Your body is not giving out. Your head is giving up.

The CrossFit Open. A test of fitness. A test of strength. A test of endurance. A test of gymnastic skill. We know all of these things quite well and we prepare to be tested in all of these areas each week. At this point, I am sure you are realizing that the Open can also be a serious test of mental capacity, which brings me to the topic of this blog: “cognitive error.”


Cognitive error is when an athlete dwells on the negative and links future performance to past setbacks. Unfortunately, I see and hear this happen quite a bit, especially during the Open season. “I’ve only ever done one toes-to-bar, I’m never going to get through even one round of 18.1.” “I’ve never done one pull-up, I’m not even going to try to do 18.3.” “I’ve failed snatching 100 pounds every time I’ve tried, I’m never going to be able to snatch triple digits.” “Whenever I specifically test my one-rep max squat, I always fall below what I want to get.” Does this sound familiar? At some point in the Open or in our general CrossFit experience we have all said or thought something like this. These negative statements can be extremely limiting and even paralyzing at times. We are all guilty of it. So, how do we move past cognitive errors and on to crushing PRs and accomplishing new feats of strength and skill?
It’s easy. Stop. Stop the negative thinking. Easy. Done. Blog over.

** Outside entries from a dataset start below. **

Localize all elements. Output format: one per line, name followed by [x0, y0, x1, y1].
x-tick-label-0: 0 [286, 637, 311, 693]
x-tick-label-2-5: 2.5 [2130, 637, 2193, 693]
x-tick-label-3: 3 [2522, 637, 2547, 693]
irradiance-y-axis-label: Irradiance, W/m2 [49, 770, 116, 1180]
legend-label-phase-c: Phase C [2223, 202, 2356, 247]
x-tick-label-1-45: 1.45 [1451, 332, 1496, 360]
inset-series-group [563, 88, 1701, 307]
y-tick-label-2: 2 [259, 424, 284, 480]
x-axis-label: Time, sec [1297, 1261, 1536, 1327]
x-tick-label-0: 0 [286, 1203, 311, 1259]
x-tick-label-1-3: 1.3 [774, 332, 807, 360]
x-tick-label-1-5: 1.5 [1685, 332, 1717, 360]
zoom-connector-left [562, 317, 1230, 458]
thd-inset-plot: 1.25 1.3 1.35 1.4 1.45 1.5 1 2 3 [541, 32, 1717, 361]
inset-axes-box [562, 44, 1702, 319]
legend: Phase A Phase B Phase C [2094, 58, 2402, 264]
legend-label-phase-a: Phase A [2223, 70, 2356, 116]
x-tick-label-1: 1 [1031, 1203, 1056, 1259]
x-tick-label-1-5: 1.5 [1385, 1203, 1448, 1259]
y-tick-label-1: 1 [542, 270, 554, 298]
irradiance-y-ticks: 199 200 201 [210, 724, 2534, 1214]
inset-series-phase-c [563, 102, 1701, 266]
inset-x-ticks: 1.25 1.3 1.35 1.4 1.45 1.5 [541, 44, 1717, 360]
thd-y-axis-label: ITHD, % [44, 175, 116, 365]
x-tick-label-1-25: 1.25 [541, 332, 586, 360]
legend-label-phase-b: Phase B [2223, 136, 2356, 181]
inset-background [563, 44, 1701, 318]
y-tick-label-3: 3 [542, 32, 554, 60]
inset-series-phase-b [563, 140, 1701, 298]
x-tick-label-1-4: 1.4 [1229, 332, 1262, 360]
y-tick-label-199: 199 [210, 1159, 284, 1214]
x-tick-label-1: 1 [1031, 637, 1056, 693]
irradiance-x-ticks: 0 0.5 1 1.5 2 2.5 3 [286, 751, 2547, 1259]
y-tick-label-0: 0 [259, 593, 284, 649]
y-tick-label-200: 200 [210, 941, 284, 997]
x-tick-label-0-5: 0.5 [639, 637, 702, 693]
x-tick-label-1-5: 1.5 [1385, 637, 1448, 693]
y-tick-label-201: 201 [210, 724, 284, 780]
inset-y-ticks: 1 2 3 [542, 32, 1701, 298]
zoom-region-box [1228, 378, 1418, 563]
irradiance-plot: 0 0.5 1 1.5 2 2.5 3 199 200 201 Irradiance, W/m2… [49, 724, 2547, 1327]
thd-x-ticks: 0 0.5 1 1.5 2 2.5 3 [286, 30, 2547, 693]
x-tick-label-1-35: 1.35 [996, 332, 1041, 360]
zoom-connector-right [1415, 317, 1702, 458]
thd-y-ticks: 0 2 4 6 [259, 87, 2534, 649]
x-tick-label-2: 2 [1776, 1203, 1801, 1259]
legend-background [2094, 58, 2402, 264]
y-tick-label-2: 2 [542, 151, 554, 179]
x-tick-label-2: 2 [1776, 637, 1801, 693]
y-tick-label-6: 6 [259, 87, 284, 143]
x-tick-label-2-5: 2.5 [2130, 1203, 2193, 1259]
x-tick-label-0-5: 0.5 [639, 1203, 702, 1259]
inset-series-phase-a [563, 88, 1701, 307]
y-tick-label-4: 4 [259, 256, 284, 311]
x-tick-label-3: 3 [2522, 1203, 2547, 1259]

Just kidding, it is not easy. Just like our bodies, our brains need training too. Here are some ways you can work on your mental game:
*Be laser-focused. By this, I mean be laser-focused on yourself, your goals, your priorities. Do not get caught up in the boloney that is social media. Do not perseverate on what other people are doing. Give your full attention and energy to what you want to accomplish in the present moment.
*Keep trying. Just because you failed that muscle up once or missed that heavy clean and jerk doesn’t mean you’ll never get it. Try a lighter weight and work on technique or go through some gymnastic drills to hone your skills. Then try again. And again. And again. Eventually, you will get it, but if you stop trying… you know the end result.
*Develop and practice a routine. Come up with a plan for mental preparation for daily workouts, competitions, and Open qualifier WODs. Figure out what it is that makes you feel ready to go in each situation. Practice the plan consistently and it will help you develop a mental edge to approach each workout.

*Create SMART goals. Write down goals that are Specific, Measurable, Achievable, Relevant, and Time Oriented. Instead of “I want to do handstand push-ups,” try something like “In two weeks, I will be able to do three sets of 30 second handstand holds on the wall to help with shoulder stability for handstand push-ups.” Set smaller goals that you can achieve and check off the list. This will lead to achieving bigger, long-term goals. The more little goals you accomplish, guaranteed the more successful you will feel, which will motivate you to keep working towards that one big goal.
*Learn new things. Dedicate some time each week to listen to podcasts, read articles from the CrossFit journal, watch interviews, and learn from other successful athletes and leaders. Be excited to gain new knowledge.

I asked coach Scott for his input and advice on having a solid mental game. I challenged him to sum it up in one sentence (to counter my wordiness and rambling). His response: “Shut the f*%^ up and go.” To elaborate, he continued: “Quiet all the voices. Quiet the inner thoughts. Quiet your doubts, your fears, your anxieties and just f*%^ing do it.”


There ya have it folks. And this is just the tip of the iceberg. There is a great deal of information available for the mental side of CrossFit and sports in general. I encourage you to do your own research or pick one of the above ideas and try it. See what happens. Report back. I’ll be interested to see your response.